Last night, when this happened in milder form (not presaged by any scary dream), I snorted some Flonase — and the problem cleared. The blockage must be way back in my sinuses, and while I once had a rather useless allergist charge $500 for Lynn and me to drive to Grand Junction on a work day to hear him say, “You’re not allergic to anything and I wouldn’t recommend ammuno-therapy at this time,” I feel the blanket of cotton lying all around us may have something to do with this.

Don’t worry, those of you who might be my mother reading this: if the Flo-nase doesn’t put a stop to this, I will put a call into a doctor type — but not the useless allergist.

While we’re on the subject of fairly useless doctors, let’s move next to Lynn. Lynn has seen way more than her share of doctors over the years for multiple auto-immune disorders, and while we understand there’s only so much that can be done for these chronic conditions, some doctors are way more engaged than others.

One doctor (a partner of the useless allergist) a year or two ago professed great surprise that the tube he had put in her ear had fallen out within a few days. “I’ve never seen that,” he said, and then instead of offering to replace it free of charge, suggested she might like to go to Montrose or Grand Junction on a work day and pay another surgical fee to remove the one in the other ear.

So that’s a medical clinic to avoid in the future, but now she has a more serious problem, and while I want her to go talk to a doctor, I have no idea where that doctor might be or why, really, Lynn should waste her time and money.

But feeling like you’re going to throw up whatever you’ve just eaten about every three days (Lynn will insist it’s not nearly this frequent, but on this you all should trust me), is not normal or a good way to live.

Several complications of diabetes can bring about stomach issues, and so can her other main auto-immune disease.
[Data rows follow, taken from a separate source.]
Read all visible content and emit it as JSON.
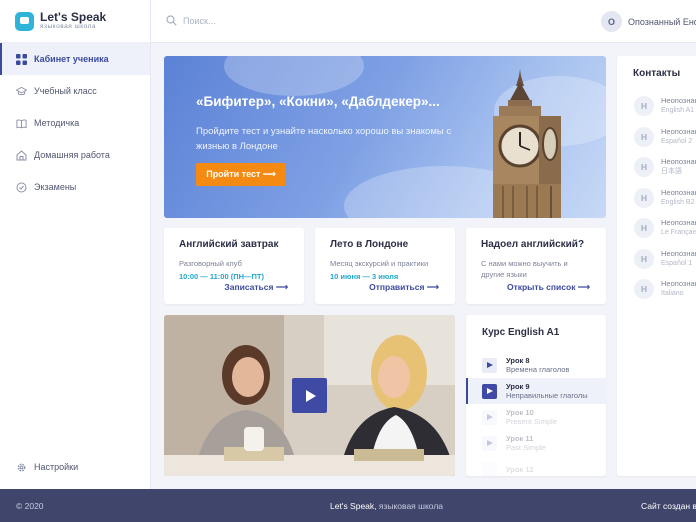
{
  "brand": {
    "name": "Let's Speak",
    "tagline": "языковая школа"
  },
  "sidebar": {
    "items": [
      {
        "label": "Кабинет ученика",
        "icon": "grid-icon",
        "active": true
      },
      {
        "label": "Учебный класс",
        "icon": "graduation-cap-icon"
      },
      {
        "label": "Методичка",
        "icon": "book-icon"
      },
      {
        "label": "Домашняя работа",
        "icon": "home-icon"
      },
      {
        "label": "Экзамены",
        "icon": "badge-icon"
      }
    ],
    "settings_label": "Настройки"
  },
  "header": {
    "search_placeholder": "Поиск...",
    "user_initial": "О",
    "user_name": "Опознанный Ено"
  },
  "hero": {
    "title": "«Бифитер», «Кокни», «Даблдекер»...",
    "text": "Пройдите тест и узнайте насколько хорошо вы знакомы с жизнью в Лондоне",
    "button": "Пройти тест ⟶"
  },
  "cards": [
    {
      "title": "Английский завтрак",
      "subtitle": "Разговорный клуб",
      "time": "10:00 — 11:00 (ПН—ПТ)",
      "link": "Записаться ⟶"
    },
    {
      "title": "Лето в Лондоне",
      "subtitle": "Месяц экскурсий и практики",
      "time": "10 июня — 3 июля",
      "link": "Отправиться ⟶"
    },
    {
      "title": "Надоел английский?",
      "subtitle": "С нами можно выучить и другие языки",
      "time": "",
      "link": "Открыть список ⟶"
    }
  ],
  "course": {
    "title": "Курс English A1",
    "lessons": [
      {
        "num": "Урок 8",
        "name": "Времена глаголов",
        "state": "normal"
      },
      {
        "num": "Урок 9",
        "name": "Неправильные глаголы",
        "state": "active"
      },
      {
        "num": "Урок 10",
        "name": "Present Simple",
        "state": "dim"
      },
      {
        "num": "Урок 11",
        "name": "Past Simple",
        "state": "dim"
      },
      {
        "num": "Урок 12",
        "name": "",
        "state": "dim"
      }
    ]
  },
  "contacts": {
    "title": "Контакты",
    "items": [
      {
        "initial": "Н",
        "name": "Неопознан",
        "lang": "English A1"
      },
      {
        "initial": "Н",
        "name": "Неопознан",
        "lang": "Español 2"
      },
      {
        "initial": "Н",
        "name": "Неопознан",
        "lang": "日本語"
      },
      {
        "initial": "Н",
        "name": "Неопознан",
        "lang": "English B2"
      },
      {
        "initial": "Н",
        "name": "Неопознан",
        "lang": "Le Français"
      },
      {
        "initial": "Н",
        "name": "Неопознан",
        "lang": "Español 1"
      },
      {
        "initial": "Н",
        "name": "Неопознан",
        "lang": "Italiano"
      }
    ]
  },
  "footer": {
    "copyright": "© 2020",
    "brand": "Let's Speak,",
    "school": " языковая школа",
    "credit": "Сайт создан в"
  },
  "colors": {
    "accent": "#3c4a9e",
    "orange": "#f58a12",
    "cyan": "#22a7c9",
    "footer": "#40456b"
  }
}
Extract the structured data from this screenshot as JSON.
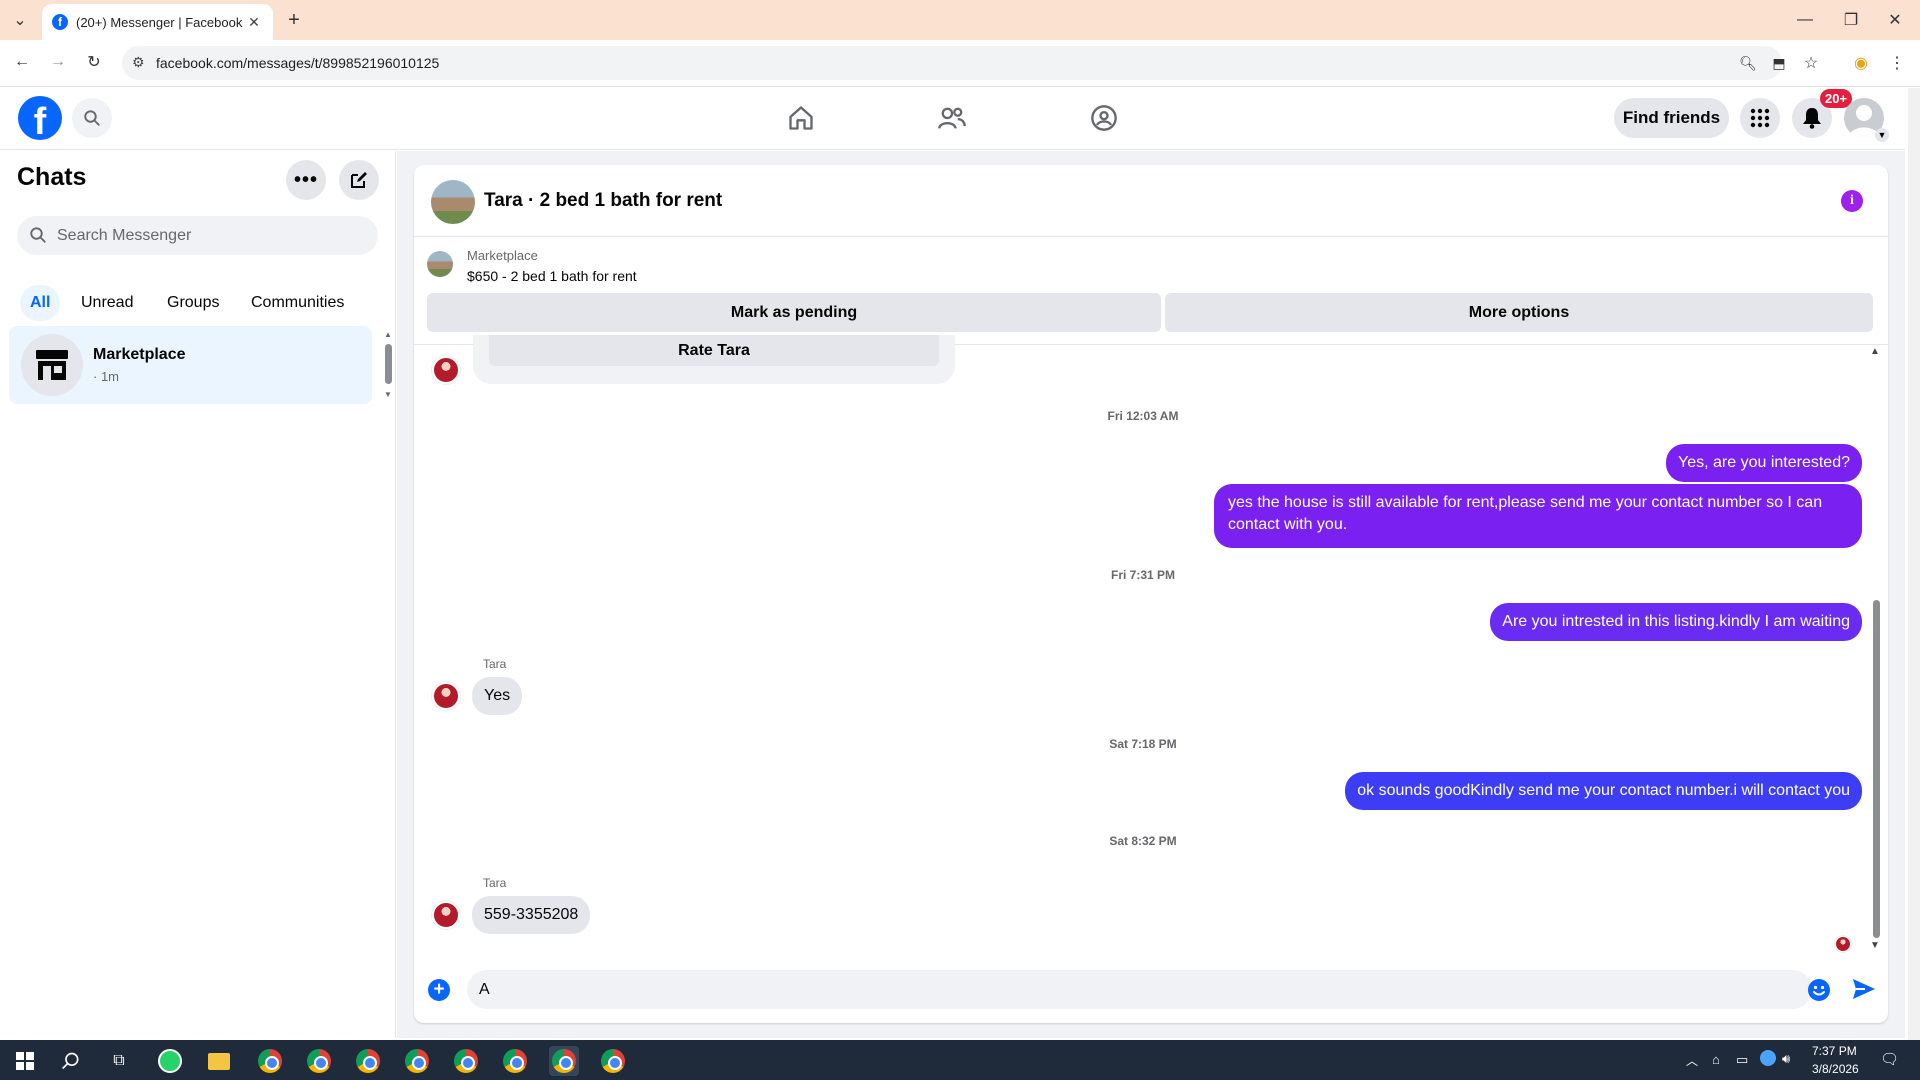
{
  "browser": {
    "tab_title": "(20+) Messenger | Facebook",
    "url": "facebook.com/messages/t/899852196010125"
  },
  "header": {
    "find_friends": "Find friends",
    "notifications_badge": "20+"
  },
  "sidebar": {
    "title": "Chats",
    "search_placeholder": "Search Messenger",
    "filters": [
      "All",
      "Unread",
      "Groups",
      "Communities"
    ],
    "active_filter": "All",
    "chats": [
      {
        "name": "Marketplace",
        "time": "· 1m"
      }
    ]
  },
  "conversation": {
    "title": "Tara · 2 bed 1 bath for rent",
    "marketplace_label": "Marketplace",
    "listing": "$650 - 2 bed 1 bath for rent",
    "mark_pending": "Mark as pending",
    "more_options": "More options",
    "rate_label": "Rate Tara",
    "messages": [
      {
        "type": "time",
        "text": "Fri 12:03 AM"
      },
      {
        "type": "out",
        "text": "Yes, are you interested?"
      },
      {
        "type": "out",
        "text": "yes the house is still available for rent,please send me your contact number so I can contact with you."
      },
      {
        "type": "time",
        "text": "Fri 7:31 PM"
      },
      {
        "type": "out",
        "text": "Are you intrested in this listing.kindly I am waiting"
      },
      {
        "type": "in",
        "sender": "Tara",
        "text": "Yes"
      },
      {
        "type": "time",
        "text": "Sat 7:18 PM"
      },
      {
        "type": "out",
        "text": "ok sounds goodKindly send me your contact number.i will contact you"
      },
      {
        "type": "time",
        "text": "Sat 8:32 PM"
      },
      {
        "type": "in",
        "sender": "Tara",
        "text": "559-3355208"
      }
    ],
    "composer_value": "A"
  },
  "taskbar": {
    "time": "7:37 PM",
    "date": "3/8/2026"
  },
  "colors": {
    "brand_blue": "#0866ff",
    "outgoing_bubble_purple": "#7a20f0",
    "outgoing_bubble_blue": "#3d3df5",
    "incoming_bubble": "#e4e6eb"
  }
}
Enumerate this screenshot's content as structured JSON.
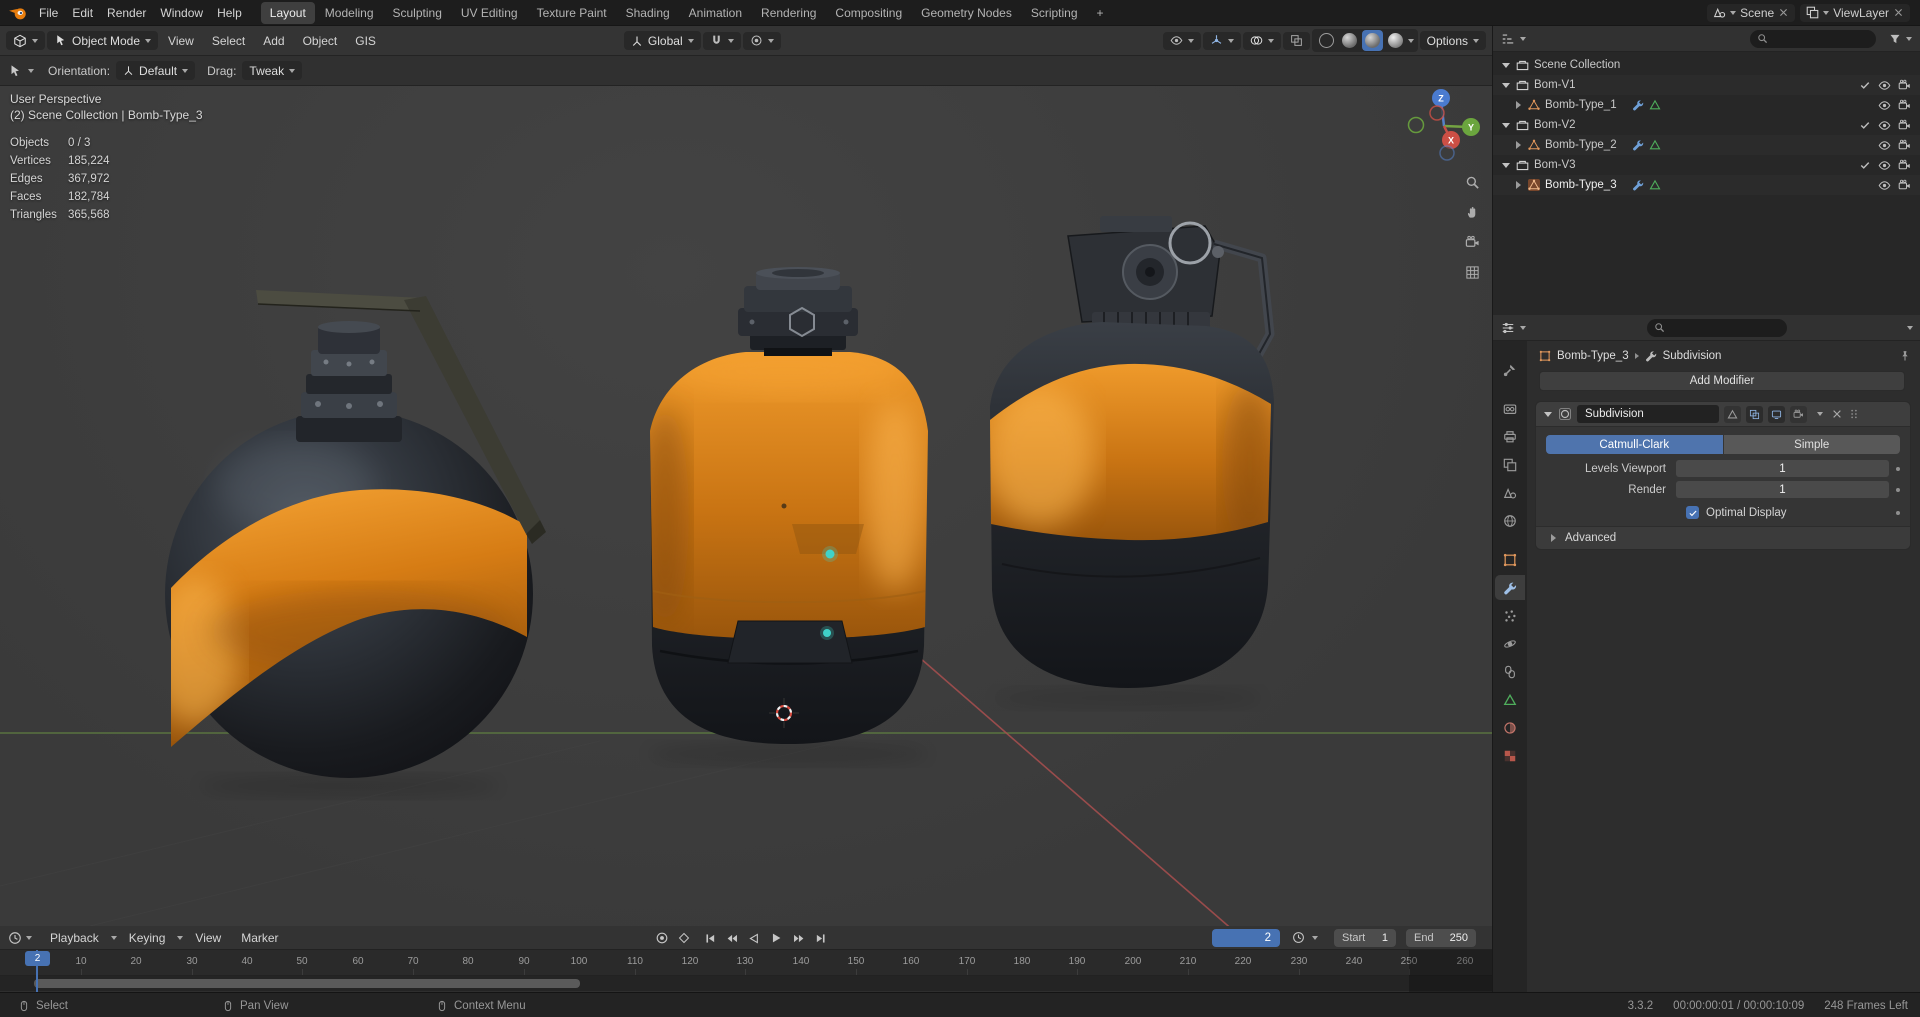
{
  "topbar": {
    "menus": [
      "File",
      "Edit",
      "Render",
      "Window",
      "Help"
    ],
    "workspaces": [
      "Layout",
      "Modeling",
      "Sculpting",
      "UV Editing",
      "Texture Paint",
      "Shading",
      "Animation",
      "Rendering",
      "Compositing",
      "Geometry Nodes",
      "Scripting"
    ],
    "add_workspace": "+",
    "scene": "Scene",
    "view_layer": "ViewLayer"
  },
  "header": {
    "mode": "Object Mode",
    "menus": [
      "View",
      "Select",
      "Add",
      "Object",
      "GIS"
    ],
    "orientation": "Global",
    "options_label": "Options"
  },
  "tool_settings": {
    "orientation_label": "Orientation:",
    "orientation_value": "Default",
    "drag_label": "Drag:",
    "drag_value": "Tweak"
  },
  "viewport": {
    "perspective": "User Perspective",
    "context": "(2) Scene Collection | Bomb-Type_3",
    "stats": {
      "labels": [
        "Objects",
        "Vertices",
        "Edges",
        "Faces",
        "Triangles"
      ],
      "values": [
        "0 / 3",
        "185,224",
        "367,972",
        "182,784",
        "365,568"
      ]
    },
    "gizmo": {
      "x": "X",
      "y": "Y",
      "z": "Z"
    }
  },
  "outliner": {
    "root_label": "Scene Collection",
    "collections": [
      {
        "name": "Bom-V1",
        "object": "Bomb-Type_1"
      },
      {
        "name": "Bom-V2",
        "object": "Bomb-Type_2"
      },
      {
        "name": "Bom-V3",
        "object": "Bomb-Type_3"
      }
    ]
  },
  "properties": {
    "breadcrumb": {
      "object": "Bomb-Type_3",
      "modifier": "Subdivision"
    },
    "add_modifier_label": "Add Modifier",
    "modifier": {
      "name": "Subdivision",
      "type_options": [
        "Catmull-Clark",
        "Simple"
      ],
      "active_type": "Catmull-Clark",
      "levels_viewport_label": "Levels Viewport",
      "levels_viewport_value": "1",
      "render_label": "Render",
      "render_value": "1",
      "optimal_display_label": "Optimal Display",
      "advanced_label": "Advanced"
    }
  },
  "timeline": {
    "menus": [
      "Playback",
      "Keying",
      "View",
      "Marker"
    ],
    "current_frame": "2",
    "start_label": "Start",
    "start_value": "1",
    "end_label": "End",
    "end_value": "250",
    "ticks": [
      "10",
      "20",
      "30",
      "40",
      "50",
      "60",
      "70",
      "80",
      "90",
      "100",
      "110",
      "120",
      "130",
      "140",
      "150",
      "160",
      "170",
      "180",
      "190",
      "200",
      "210",
      "220",
      "230",
      "240",
      "250",
      "260"
    ]
  },
  "status": {
    "items": [
      "Select",
      "Pan View",
      "Context Menu"
    ],
    "version": "3.3.2",
    "timecode": "00:00:00:01 / 00:00:10:09",
    "frames_left": "248 Frames Left"
  },
  "colors": {
    "accent": "#4772b3",
    "orange": "#e87d0d"
  }
}
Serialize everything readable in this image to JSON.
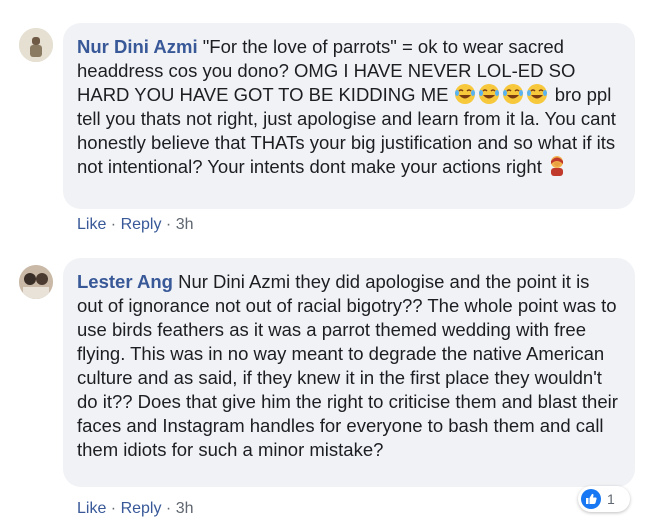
{
  "comments": [
    {
      "author": "Nur Dini Azmi",
      "text_parts": [
        " \"For the love of parrots\" = ok to wear sacred headdress cos you dono? OMG I HAVE NEVER LOL-ED SO HARD YOU HAVE GOT TO BE KIDDING ME ",
        " bro ppl tell you thats not right, just apologise and learn from it la. You cant honestly believe that THATs your big justification and so what if its not intentional? Your intents dont make your actions right "
      ],
      "emoji_icons": [
        "tears-of-joy-emoji-icon",
        "tears-of-joy-emoji-icon",
        "tears-of-joy-emoji-icon",
        "tears-of-joy-emoji-icon"
      ],
      "end_emoji_icon": "facepalm-emoji-icon",
      "actions": {
        "like": "Like",
        "sep1": " · ",
        "reply": "Reply",
        "sep2": " · ",
        "time": "3h"
      }
    },
    {
      "author": "Lester Ang",
      "text": " Nur Dini Azmi they did apologise and the point it is out of ignorance not out of racial bigotry?? The whole point was to use birds feathers as it was a parrot themed wedding with free flying. This was in no way meant to degrade the native American culture and as said, if they knew it in the first place they wouldn't do it?? Does that give him the right to criticise them and blast their faces and Instagram handles for everyone to bash them and call them idiots for such a minor mistake?",
      "actions": {
        "like": "Like",
        "sep1": " · ",
        "reply": "Reply",
        "sep2": " · ",
        "time": "3h"
      },
      "reaction": {
        "icon": "like-thumb-icon",
        "count": "1",
        "color": "#1877f2"
      }
    }
  ]
}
We have been to diabetes specialists, rheumatologists, endocrinologists, gastroenterologists who claim to specialize in her condition, gastroenterologists who don’t make that claim, surgeons . . . and all she ever gets as a result is a “huh” and an assurance that everything seems perfectly normal.

This rather constant state of nausea is new, however, and much more severe than it has been previously. Sometimes it comes with chills and slight fevers, making us wonder every few days if covid has found its way into our house, but if it waxes one day it wanes the next, and her oxygen levels are always good.

I think she should see someone, but I don’t know who. I think she should mention it to her current rheumatologist, although we both suspect he will say “huh” and move on, or her endocrinologist, who might manage a sentence or two more but still move on.

She liked the last gastroenterologist she saw, who didn’t really do anything other than shovel her off into his ‘oscopy factory (colon and endo), but he seemed kind of engaged, unlike the one she tried before him, or the local surgeon that everyone tells us is so great. (I get that surgeons aren’t supposed to diagnose or sit and hold your hand, but he couldn’t even find me post-surgery in the waiting room and talked to a drugged-up Lynn instead.)

So there’s no solution there, which puts Lynn in line with Na Ki’o, her fellow diabetic in the house. He has not been himself lately, and while we have had the exact same set of comprehensive blood tests done on him twice this year, all of them normal, of course, his sugars are screamingly high (415 this morning, when normal is 80-120) and we are dumping insulin into him without effect.

He may have gained a pound while turning his nose up at food (any time prior to this you could call this cat anything you wanted, but never late for dinner), and he’s spending entire days in the closet. Although as I type this he is somewhere out on the deck, exploring and acting like everything is copacetic.

So far we aren’t getting much more than a “huh” out of his vet. We’ve debated going elsewhere, but aren’t enthused about paying someone else to run the same blood tests a third time, and then he perks up, like this morning, although I just had to talk him into more food . . .

Some medical mysteries are clearly going to be more difficult to solve than others. Don’t worry, though: if we see you running away from us (“In a hurry–gotta go!”), we’ll completely understand. We don’t want to have to talk about this, either.